Niente più nella città avverte che qualcosa è accaduto: il vecchio carro funebre nero e argento è diventato una banale automobile grigia che si perde nel flusso della circolazione. La società non segna nessuna pausa: la scomparsa di un individuo non intacca più la sua continuità. In città tutto si svolge come se nessuno più morisse. (…) *

Riccardo Notte riprende Ariés, identificando l’elisione del senso della morte con l’accelerazione quale tipico fenomeno della modernità:

La velocità, come si sa, uccide il rito. A tutti è capitato di essere stati superati sull’autostrada dai moderni carri funebri, con le loro smaglianti cromature, pieni o privi del loro macabro carico. (…) Di fronte allo spettacolo della bara-sprint è difficile non avvertire un senso di disagio, come quando si percepisce che qualcosa è fuori posto, fuori dal suo contesto. Perché? Ma è ovvio che le affusolate vetture capaci di raggiungere i duecento chilometri orari rendono ridicola e non credibile, anzi, comicamente paradossale l’immobilità della salma. **

Ecco che si intrecciano di nuovo l’affiorare di una soglia – una prossimità tra vivi e morti, e l’urgenza di liberarsene quanto prima, rifiutando la morte come sospensione dal quotidiano e collocandola in una “nuvola” (cloud) che si dissolve al solo nominarla. Macchina per autostrade, macchina per salotti: non manca chi cerca di costruire da sé la miracolosa sex machine; ma il tono dello scambio di consigli, e perfino di bozze di prototipi, nei forum della rete è quello di una sorta di vocabolario dell’homemade sempre tutto al maschile, per quanto stavolta legato alla costruzione amatoriale e artigianale e non all’hi-tech: l’uomo “normale” (con relazione stabile, spesso famiglia) che si dedica al bricolage – magari rifugiandosi nel suo regno (è ovvio: il garage!) modifica la moto, costruisce una cuccia per il cane o un mobile per il bagno di servizio – invoca suggerimenti per “fare una sorpresa” alla consorte ignara, costruendo di persona lo strumento che darà uno scossone alla routine di coppia.

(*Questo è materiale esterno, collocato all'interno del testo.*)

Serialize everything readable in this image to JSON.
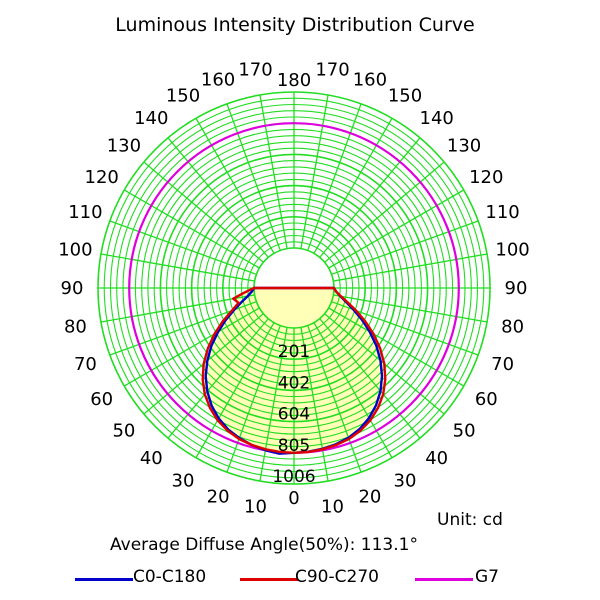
{
  "chart_data": {
    "type": "polar",
    "title": "Luminous Intensity Distribution Curve",
    "unit_label": "Unit: cd",
    "average_angle_label": "Average Diffuse Angle(50%): 113.1°",
    "angle_labels": [
      "0",
      "10",
      "20",
      "30",
      "40",
      "50",
      "60",
      "70",
      "80",
      "90",
      "100",
      "110",
      "120",
      "130",
      "140",
      "150",
      "160",
      "170",
      "180"
    ],
    "ring_labels": [
      "201",
      "402",
      "604",
      "805",
      "1006"
    ],
    "ring_values": [
      201,
      402,
      604,
      805,
      1006
    ],
    "r_max": 1006,
    "grid": true,
    "grid_color": "#22dd22",
    "fill_color": "#ffffb8",
    "legend_placement": "bottom",
    "series": [
      {
        "name": "C0-C180",
        "color": "#0000cc",
        "angles": [
          0,
          5,
          10,
          15,
          20,
          25,
          30,
          35,
          40,
          45,
          50,
          55,
          60,
          65,
          70,
          75,
          80,
          85,
          90
        ],
        "values_right": [
          805,
          802,
          795,
          785,
          770,
          745,
          710,
          665,
          610,
          545,
          470,
          390,
          305,
          225,
          150,
          90,
          45,
          15,
          0
        ],
        "values_left": [
          805,
          815,
          805,
          790,
          772,
          748,
          713,
          668,
          612,
          547,
          472,
          392,
          307,
          227,
          152,
          92,
          46,
          16,
          0
        ]
      },
      {
        "name": "C90-C270",
        "color": "#dd0000",
        "angles": [
          0,
          5,
          10,
          15,
          20,
          25,
          30,
          35,
          40,
          45,
          50,
          55,
          60,
          65,
          70,
          75,
          80,
          85,
          90
        ],
        "values_right": [
          805,
          803,
          798,
          790,
          778,
          757,
          727,
          687,
          637,
          575,
          502,
          420,
          333,
          248,
          168,
          100,
          50,
          16,
          0
        ],
        "values_left": [
          805,
          803,
          798,
          790,
          778,
          757,
          727,
          687,
          637,
          575,
          502,
          420,
          333,
          248,
          168,
          112,
          140,
          60,
          0
        ]
      },
      {
        "name": "G7",
        "color": "#dd00dd",
        "angles": [
          0,
          10,
          20,
          30,
          40,
          50,
          60,
          70,
          80,
          90,
          100,
          110,
          120,
          130,
          140,
          150,
          160,
          170,
          180
        ],
        "values": [
          805,
          805,
          805,
          805,
          805,
          805,
          805,
          805,
          805,
          805,
          805,
          805,
          805,
          805,
          805,
          805,
          805,
          805,
          805
        ]
      }
    ]
  }
}
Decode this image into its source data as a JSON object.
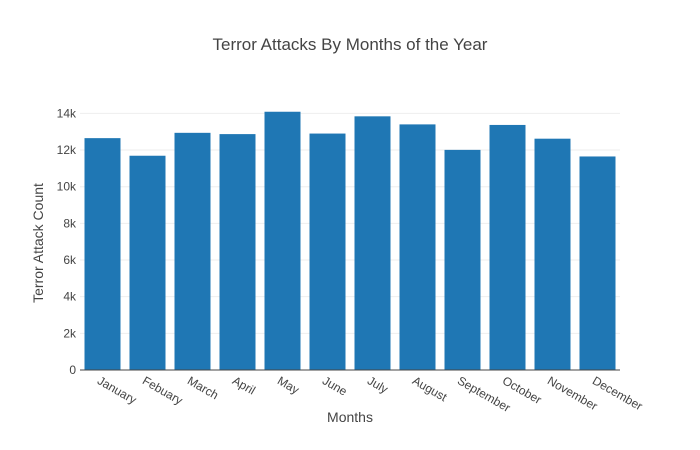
{
  "chart_data": {
    "type": "bar",
    "title": "Terror Attacks By Months of the Year",
    "xlabel": "Months",
    "ylabel": "Terror Attack Count",
    "categories": [
      "January",
      "Febuary",
      "March",
      "April",
      "May",
      "June",
      "July",
      "August",
      "September",
      "October",
      "November",
      "December"
    ],
    "values": [
      12650,
      11690,
      12940,
      12870,
      14090,
      12900,
      13840,
      13400,
      12010,
      13370,
      12620,
      11650
    ],
    "ylim": [
      0,
      14840
    ],
    "y_ticks": [
      0,
      2000,
      4000,
      6000,
      8000,
      10000,
      12000,
      14000
    ],
    "y_tick_labels": [
      "0",
      "2k",
      "4k",
      "6k",
      "8k",
      "10k",
      "12k",
      "14k"
    ],
    "bar_color": "#1f77b4",
    "grid": true,
    "legend": "none"
  }
}
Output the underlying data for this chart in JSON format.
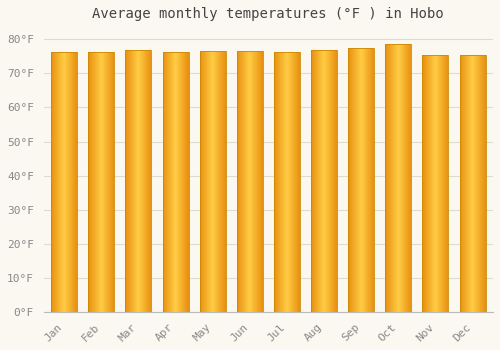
{
  "months": [
    "Jan",
    "Feb",
    "Mar",
    "Apr",
    "May",
    "Jun",
    "Jul",
    "Aug",
    "Sep",
    "Oct",
    "Nov",
    "Dec"
  ],
  "values": [
    76.3,
    76.3,
    77.0,
    76.3,
    76.5,
    76.5,
    76.3,
    77.0,
    77.5,
    78.5,
    75.5,
    75.5
  ],
  "bar_color_center": "#FFCC44",
  "bar_color_edge": "#E89010",
  "bar_edge_color": "#CC8800",
  "background_color": "#FAF8F0",
  "grid_color": "#DDDDCC",
  "title": "Average monthly temperatures (°F ) in Hobo",
  "title_fontsize": 10,
  "tick_label_fontsize": 8,
  "ytick_labels": [
    "0°F",
    "10°F",
    "20°F",
    "30°F",
    "40°F",
    "50°F",
    "60°F",
    "70°F",
    "80°F"
  ],
  "ytick_values": [
    0,
    10,
    20,
    30,
    40,
    50,
    60,
    70,
    80
  ],
  "ylim": [
    0,
    83
  ],
  "title_color": "#444444",
  "tick_color": "#888888",
  "font_family": "monospace",
  "bar_width": 0.7,
  "figsize": [
    5.0,
    3.5
  ],
  "dpi": 100
}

La maggior parte delle registe post-porno non si soffermano sulle fucking machines se non come oggetto “didattico” per conoscere meglio le modalità del proprio piacere; proprio perché l’equazione tra controllo della macchina e potere di chi la aziona è una caratteristica fondante della maggior parte dei filmati mainstream sul tema, rivolti a un pubblico etero e maschile: il canone tipico consiste in due o più corpi femminili, annoiati, che si sollazzano con una macchina (la fucking machine come diversivo per un gruppo di amiche, non diversamente da un pomeriggio con i casalinghi Tupperware). Lesbiche? Per carità. “Tra di voi è diverso, è una cosa senza importanza, adorabile e inoffensiva, siete come deliziosi animaletti” diceva il Renaud di Colette, minimizzando le avventure erotiche della moglie Claudine con altre ragazze. E infatti presto sopraggiunge sul luogo del delitto Lo Stallone: le nostre non attendevano che lui, la macchina era un suo surrogato, serviva solo a riscaldare le sue prede: ed eccolo interrompere e dirimere a suo piacimento le pulsazioni della macchina, infine sostituirla, soddisfacendo in un colpo solo il mito della durata infinita (pur coadiuvato dalla tecnologia) e quello della protesi: il telecomando della fucking machine, quasi come il mouse o il touchpad, offre la duplice esperienza di voyeur e agente, in una sorta di “point of view” alla Strange Days: guidare la macchina assicurerebbe la percezione dello sforzo della carne sottoposta alla trazione, alla penetrazione, eccetera.

Le macchine più sofisticate, superleggere e laminate, giocano sul loro fascino robotico: promettono di arrivare a 300 pulsazioni al minuto, elencano le possibilità di connessione (wireless, bluetooth) e di programmazione (le playlist). Sui concetti di velocità e resistenza, si pensi a quanto siano rare nella pornografia mainstream le gang-bang con protagonista un uomo. I filmati che mostrano una o più donne dilettarsi con le sex machines sono in fondo poco più che prolungate gang-bang tradizionali, dove l’attrice viene messa alla prova da una serie di maschi indistruttibili, sintetizzati in un motore. L’eventuale sesso lesbico resta un contorno decorativo, come d’altronde in qualsiasi pellicola destinata al pubblico eteronormato. Non a caso alcune Sybian, non contente di “accontentare ogni singolo orifizio” esibiscono il proprio valore di status symbol: legno massiccio, rivestimenti in pelle e radica, elementi che fanno pensare allo studio di un facoltoso, potente e anziano capitano d’impresa – di nuovo, come le scatole di sigari, come un certo tipo di automobili e di bare.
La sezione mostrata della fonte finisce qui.